Eccoci piano piano in cammino verso la normalità. I bimbi vanno a scuola ed all’asilo, il refettorio viene preparato perché i piccoli possano tornare a mangiare insieme, le piscine riempite.

Ma come usciamo da questa battaglia? Un po’ malconci. I lettini vuoti di Yvenson e Davidson ci ricordano che nulla di questi bimbi è nelle nostre mani né la loro felicità né il loro Destino e questo ci rimanda alla certezza che chi compie la nostra umanità è qualcosa che sta fuori, che viene prima, che è accaduta e che accade.

“La vita è vocazione.
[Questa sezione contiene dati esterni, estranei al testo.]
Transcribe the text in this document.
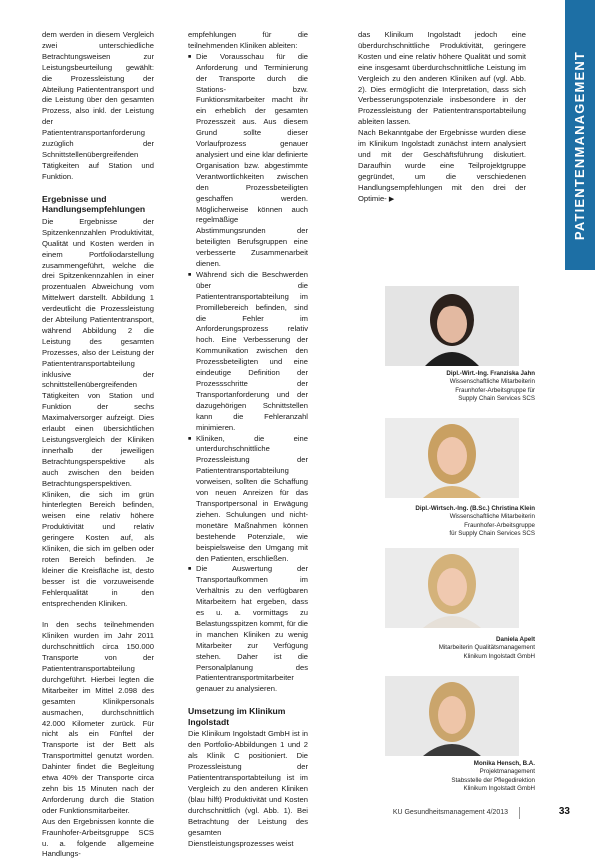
PATIENTENMANAGEMENT

dem werden in diesem Vergleich zwei unterschiedliche Betrachtungsweisen zur Leistungsbeurteilung gewählt: die Prozessleistung der Abteilung Patiententransport und die Leistung über den gesamten Prozess, also inkl. der Leistung der Patiententransportanforderung zuzüglich der Schnittstellenübergreifenden Tätigkeiten auf Station und Funktion.

Ergebnisse und Handlungsempfehlungen

Die Ergebnisse der Spitzenkennzahlen Produktivität, Qualität und Kosten werden in einem Portfoliodarstellung zusammengeführt, welche die drei Spitzenkennzahlen in einer prozentualen Abweichung vom Mittelwert darstellt. Abbildung 1 verdeutlicht die Prozessleistung der Abteilung Patiententransport, während Abbildung 2 die Leistung des gesamten Prozesses, also der Leistung der Patiententransportabteilung inklusive der schnittstellenübergreifenden Tätigkeiten von Station und Funktion der sechs Maximalversorger aufzeigt. Dies erlaubt einen übersichtlichen Leistungsvergleich der Kliniken innerhalb der jeweiligen Betrachtungsperspektive als auch zwischen den beiden Betrachtungsperspektiven. Kliniken, die sich im grün hinterlegten Bereich befinden, weisen eine relativ höhere Produktivität und relativ geringere Kosten auf, als Kliniken, die sich im gelben oder roten Bereich befinden. Je kleiner die Kreisfläche ist, desto besser ist die vorzuweisende Fehlerqualität in den entsprechenden Kliniken.

In den sechs teilnehmenden Kliniken wurden im Jahr 2011 durchschnittlich circa 150.000 Transporte von der Patiententransportabteilung durchgeführt. Hierbei legten die Mitarbeiter im Mittel 2.098 des gesamten Klinikpersonals ausmachen, durchschnittlich 42.000 Kilometer zurück. Für nicht als ein Fünftel der Transporte ist der Bett als Transportmittel genutzt worden. Dahinter findet die Begleitung etwa 40% der Transporte circa zehn bis 15 Minuten nach der Anforderung durch die Station oder Funktionsmitarbeiter.

Aus den Ergebnissen konnte die Fraunhofer-Arbeitsgruppe SCS u. a. folgende allgemeine Handlungs-

empfehlungen für die teilnehmenden Kliniken ableiten:

■ Die Vorausschau für die Anforderung und Terminierung der Transporte durch die Stations- bzw. Funktionsmitarbeiter macht ihr ein erheblich der gesamten Prozesszeit aus. Aus diesem Grund sollte dieser Vorlaufprozess genauer analysiert und eine klar definierte Organisation bzw. abgestimmte Verantwortlichkeiten zwischen den Prozessbeteiligten geschaffen werden. Möglicherweise können auch regelmäßige Abstimmungsrunden der beteiligten Berufsgruppen eine verbesserte Zusammenarbeit dienen.
■ Während sich die Beschwerden über die Patiententransportabteilung im Promillebereich befinden, sind die Fehler im Anforderungsprozess relativ hoch. Eine Verbesserung der Kommunikation zwischen den Prozessbeteiligten und eine eindeutige Definition der Prozessschritte der Transportanforderung und der dazugehörigen Schnittstellen kann die Fehleranzahl minimieren.
■ Kliniken, die eine unterdurchschnittliche Prozessleistung der Patiententransportabteilung vorweisen, sollten die Schaffung von neuen Anreizen für das Transportpersonal in Erwägung ziehen. Schulungen und nicht-monetäre Maßnahmen können bestehende Potenziale, wie beispielsweise den Umgang mit den Patienten, erschließen.
■ Die Auswertung der Transportaufkommen im Verhältnis zu den verfügbaren Mitarbeitern hat ergeben, dass es u. a. vormittags zu Belastungsspitzen kommt, für die in manchen Kliniken zu wenig Mitarbeiter zur Verfügung stehen. Daher ist die Personalplanung des Patiententransportmitarbeiter genauer zu analysieren.
Umsetzung im Klinikum Ingolstadt

Die Klinikum Ingolstadt GmbH ist in den Portfolio-Abbildungen 1 und 2 als Klinik C positioniert. Die Prozessleistung der Patiententransportabteilung ist im Vergleich zu den anderen Kliniken (blau hilft) Produktivität und Kosten durchschnittlich (vgl. Abb. 1). Bei Betrachtung der Leistung des gesamten Dienstleistungsprozesses weist

das Klinikum Ingolstadt jedoch eine überdurchschnittliche Produktivität, geringere Kosten und eine relativ höhere Qualität und somit eine insgesamt überdurchschnittliche Leistung im Vergleich zu den anderen Kliniken auf (vgl. Abb. 2). Dies ermöglicht die Interpretation, dass sich Verbesserungspotenziale insbesondere in der Prozessleistung der Patiententransportabteilung ableiten lassen.

Nach Bekanntgabe der Ergebnisse wurden diese im Klinikum Ingolstadt zunächst intern analysiert und mit der Geschäftsführung diskutiert. Daraufhin wurde eine Teilprojektgruppe gegründet, um die verschiedenen Handlungsempfehlungen mit den drei der Optimie- ▶

Dipl.-Wirt.-Ing. Franziska Jahn
Wissenschaftliche Mitarbeiterin
Fraunhofer-Arbeitsgruppe für
Supply Chain Services SCS
Dipl.-Wirtsch.-Ing. (B.Sc.) Christina Klein
Wissenschaftliche Mitarbeiterin
Fraunhofer-Arbeitsgruppe
für Supply Chain Services SCS
Daniela Apelt
Mitarbeiterin Qualitätsmanagement
Klinikum Ingolstadt GmbH
Monika Hensch, B.A.
Projektmanagement
Stabsstelle der Pflegedirektion
Klinikum Ingolstadt GmbH
KU Gesundheitsmanagement 4/2013	33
E vocazione è compiere una missione, svolgere un compito, che Dio determina per ognuno attraverso le circostanze banali, quotidiane, di istante in istante, che Egli permette noi abbiamo ad attraversare”ci siamo appena risentiti dire ed io leggendo ieri pomeriggio queste parole che gli amici mi hanno fatto subito arrivare ho proprio riletto questi giorni, ho rivisto gli attimi vissuti scorrere, le corse, la paura, il silenzio e tutto era parte di una vocazione, di una missione, di un compito. Vocazione per me, ma vocazione per Yvenson e Davidson che questo compito l’hanno portato a termine in silenzio, nella notte.

Allora vivendo la vita come vocazione tutto ha un senso, tutto ha un posto, tutto ha uno scopo: il dolore non è spazzato via, resta, ma appartiene alla vocazione, a ciò a cui si è chiamati e la conferma.

Ed il cammino continua… più certo che mai.